Goth set out, amed with a street name, a direction, and the energy from digesting some greasy sausage. The lights were coming on across Nikkeldepain City. It was a rather flat and uninspiring place. In the distance beyond her destination she could see the trails of multicolored fairy lights flickering seductively from the lattice ship. That called to her, but her duty now was to find and protect Pausert.

So she studiously avoided thinking about the lattice ship, about the journey they’d had across the Empire with the Petey B. It was like not thinking of pink Fanderbags.

She was so busy not thinking about it that she nearly walked into the woman whom she’d last seen wearing a cone shaped blonde wig. She had curly auburn hair now, but it was the same woman. She also plainly recognized Goth.

“Hello little girl,” she said, clutching Goth’s arm. “You look thirsty. Can I get you something to drink?”

Goth shook the hand off. She hated being called little girl at the best of times. Her look made the woman start back. “No,” she said coldly.

And then it occurred to her that she might be able to extract some information from her.
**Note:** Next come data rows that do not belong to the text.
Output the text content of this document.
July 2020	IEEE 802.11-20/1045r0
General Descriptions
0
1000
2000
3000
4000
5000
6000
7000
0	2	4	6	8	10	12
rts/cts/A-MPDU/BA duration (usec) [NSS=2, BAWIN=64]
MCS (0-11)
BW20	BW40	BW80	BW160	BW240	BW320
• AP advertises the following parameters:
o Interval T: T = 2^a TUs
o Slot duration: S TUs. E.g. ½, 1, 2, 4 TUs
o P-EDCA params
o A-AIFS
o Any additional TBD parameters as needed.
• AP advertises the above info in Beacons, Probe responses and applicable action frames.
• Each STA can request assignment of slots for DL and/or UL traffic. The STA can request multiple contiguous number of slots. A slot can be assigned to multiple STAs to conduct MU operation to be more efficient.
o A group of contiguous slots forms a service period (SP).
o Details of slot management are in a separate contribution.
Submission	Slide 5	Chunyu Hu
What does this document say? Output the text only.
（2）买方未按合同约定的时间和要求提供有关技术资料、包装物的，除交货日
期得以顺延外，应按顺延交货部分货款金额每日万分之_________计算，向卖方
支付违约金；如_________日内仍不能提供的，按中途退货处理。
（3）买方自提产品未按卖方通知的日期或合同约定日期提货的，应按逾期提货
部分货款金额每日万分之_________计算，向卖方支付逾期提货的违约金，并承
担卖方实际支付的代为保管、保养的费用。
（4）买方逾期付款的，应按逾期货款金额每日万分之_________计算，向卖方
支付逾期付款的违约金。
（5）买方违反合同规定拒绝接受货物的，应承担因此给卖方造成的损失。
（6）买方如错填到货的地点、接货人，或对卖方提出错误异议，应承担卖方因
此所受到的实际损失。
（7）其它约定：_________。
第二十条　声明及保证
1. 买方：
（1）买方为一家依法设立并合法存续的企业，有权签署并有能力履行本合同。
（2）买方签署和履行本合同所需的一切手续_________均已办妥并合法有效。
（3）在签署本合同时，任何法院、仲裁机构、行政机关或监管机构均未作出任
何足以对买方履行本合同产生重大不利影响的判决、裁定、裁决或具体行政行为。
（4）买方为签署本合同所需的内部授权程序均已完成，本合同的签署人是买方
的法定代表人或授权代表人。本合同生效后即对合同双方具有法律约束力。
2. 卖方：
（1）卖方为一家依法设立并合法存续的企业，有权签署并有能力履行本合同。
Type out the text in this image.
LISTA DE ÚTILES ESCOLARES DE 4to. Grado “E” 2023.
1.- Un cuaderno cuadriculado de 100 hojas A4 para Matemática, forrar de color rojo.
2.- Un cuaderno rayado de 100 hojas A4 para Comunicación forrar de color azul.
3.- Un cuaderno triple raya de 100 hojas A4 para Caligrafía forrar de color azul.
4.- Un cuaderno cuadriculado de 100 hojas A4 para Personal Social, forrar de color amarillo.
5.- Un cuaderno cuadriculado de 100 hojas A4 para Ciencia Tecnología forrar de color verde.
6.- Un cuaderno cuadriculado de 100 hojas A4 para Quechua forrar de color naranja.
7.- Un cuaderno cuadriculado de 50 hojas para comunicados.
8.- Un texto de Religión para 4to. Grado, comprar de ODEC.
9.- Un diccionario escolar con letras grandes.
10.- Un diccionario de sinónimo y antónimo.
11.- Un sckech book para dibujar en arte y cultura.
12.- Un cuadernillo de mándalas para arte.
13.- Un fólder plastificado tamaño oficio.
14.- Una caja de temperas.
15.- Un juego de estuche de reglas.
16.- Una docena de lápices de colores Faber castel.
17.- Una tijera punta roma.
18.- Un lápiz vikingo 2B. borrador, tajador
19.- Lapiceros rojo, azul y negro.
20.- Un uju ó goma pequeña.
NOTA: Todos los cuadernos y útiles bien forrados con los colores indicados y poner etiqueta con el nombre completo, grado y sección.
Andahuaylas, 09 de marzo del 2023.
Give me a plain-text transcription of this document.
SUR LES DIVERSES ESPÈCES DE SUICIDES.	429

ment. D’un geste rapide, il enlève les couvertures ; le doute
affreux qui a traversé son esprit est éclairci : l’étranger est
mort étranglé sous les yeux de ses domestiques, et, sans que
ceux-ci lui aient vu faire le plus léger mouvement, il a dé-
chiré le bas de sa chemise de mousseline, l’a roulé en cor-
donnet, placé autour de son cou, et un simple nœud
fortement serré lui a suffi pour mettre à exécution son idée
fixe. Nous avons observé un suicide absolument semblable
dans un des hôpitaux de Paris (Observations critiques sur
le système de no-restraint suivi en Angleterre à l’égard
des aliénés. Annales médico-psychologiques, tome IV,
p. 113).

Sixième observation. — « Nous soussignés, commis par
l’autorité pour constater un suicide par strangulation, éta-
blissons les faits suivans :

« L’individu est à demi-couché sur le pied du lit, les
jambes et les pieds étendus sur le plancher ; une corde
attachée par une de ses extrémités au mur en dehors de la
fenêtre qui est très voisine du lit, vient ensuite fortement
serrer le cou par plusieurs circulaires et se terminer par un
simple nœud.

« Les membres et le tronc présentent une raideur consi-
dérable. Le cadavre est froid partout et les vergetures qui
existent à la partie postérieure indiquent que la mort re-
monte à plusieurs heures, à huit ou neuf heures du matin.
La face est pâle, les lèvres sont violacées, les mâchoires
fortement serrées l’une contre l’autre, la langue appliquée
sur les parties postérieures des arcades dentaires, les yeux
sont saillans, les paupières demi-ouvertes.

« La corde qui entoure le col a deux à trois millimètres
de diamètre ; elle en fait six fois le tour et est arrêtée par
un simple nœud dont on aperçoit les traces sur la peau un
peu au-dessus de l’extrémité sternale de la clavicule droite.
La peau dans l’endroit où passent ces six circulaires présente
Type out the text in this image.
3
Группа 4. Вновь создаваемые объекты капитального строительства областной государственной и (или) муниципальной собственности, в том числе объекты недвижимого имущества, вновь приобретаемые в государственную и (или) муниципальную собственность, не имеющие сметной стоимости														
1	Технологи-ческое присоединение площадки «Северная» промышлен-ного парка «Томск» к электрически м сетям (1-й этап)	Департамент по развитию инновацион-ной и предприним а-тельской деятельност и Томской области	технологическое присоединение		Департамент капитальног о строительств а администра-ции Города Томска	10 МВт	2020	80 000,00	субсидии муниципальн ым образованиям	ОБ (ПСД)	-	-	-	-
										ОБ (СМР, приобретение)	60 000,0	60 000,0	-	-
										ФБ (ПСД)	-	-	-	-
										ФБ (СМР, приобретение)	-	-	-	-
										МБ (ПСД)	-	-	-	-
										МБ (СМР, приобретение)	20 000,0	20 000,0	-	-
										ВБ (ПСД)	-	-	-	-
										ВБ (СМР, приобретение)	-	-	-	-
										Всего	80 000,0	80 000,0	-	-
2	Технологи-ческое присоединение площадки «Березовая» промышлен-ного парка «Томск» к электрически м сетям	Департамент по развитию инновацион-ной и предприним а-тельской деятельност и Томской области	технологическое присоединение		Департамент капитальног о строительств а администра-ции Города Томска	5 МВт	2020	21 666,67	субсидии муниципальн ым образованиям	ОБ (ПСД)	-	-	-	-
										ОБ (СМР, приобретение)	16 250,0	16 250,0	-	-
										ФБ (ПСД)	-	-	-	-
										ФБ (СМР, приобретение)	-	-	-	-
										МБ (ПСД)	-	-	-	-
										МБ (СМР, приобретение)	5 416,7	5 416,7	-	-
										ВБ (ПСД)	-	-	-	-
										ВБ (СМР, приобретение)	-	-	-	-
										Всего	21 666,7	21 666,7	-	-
Best to play it cautiously, for now. “I am not thirsty. Thank you.”

“It’s very late for you to be out. It’s not really safe for a young girl to be out the street after dark.”

Huh. Not with you around, thought Goth. But, in general, she thought Nikkeldepain was probably one of the safest worlds she’d ever been on. It was the kind of place where even the thought of crime was just too complicated.

“I’m fine. I live near here,” she said crossly. “And they’re expecting me. Goodbye.” She walked off, around the corner, and then used light shift to make herself look like an elderly man she’d seen earlier.

A few seconds later the woman appeared, talking into her wrist communicator. She looked up when she saw the lightshifted Goth. “Hello gramps,” she said curtly. “Have you seen a young girl come this way. Brown eyes. Sharpish chin?”

Goth didn’t want to try imitating an old man’s voice as well as his appearance. The more klatha powers of imitation you used, the harder it was to do each of them properly — and the energy requirement was exponential, not simply additive. So she just pointed toward a side street and continued shuffling on her way.

The woman did a rapid U-turn and was back around the corner in a few seconds. Goth followed in no-shape. Now, maybe, she could get close enough to listen in on the women’s communicator conversation.

“… snooping around here,” said the woman. Goth listened but could not hear the reply. “The reason you can’t find her on the police records system could just be that she’s working with them, Mirko.”

Her informant replied.

“Well. That leaves the lattice ship,” said the woman, “although why the circus people would have an interest in the target is beyond me. I admit it’s good cover, though. Look, I think tonight is off. There’s only one window and unless you’ve got the Rubilon three to dope them –”

Mirkon plainly interrupted. “Don’t make your problems mine!” said the woman crossly, getting into a parked aircar.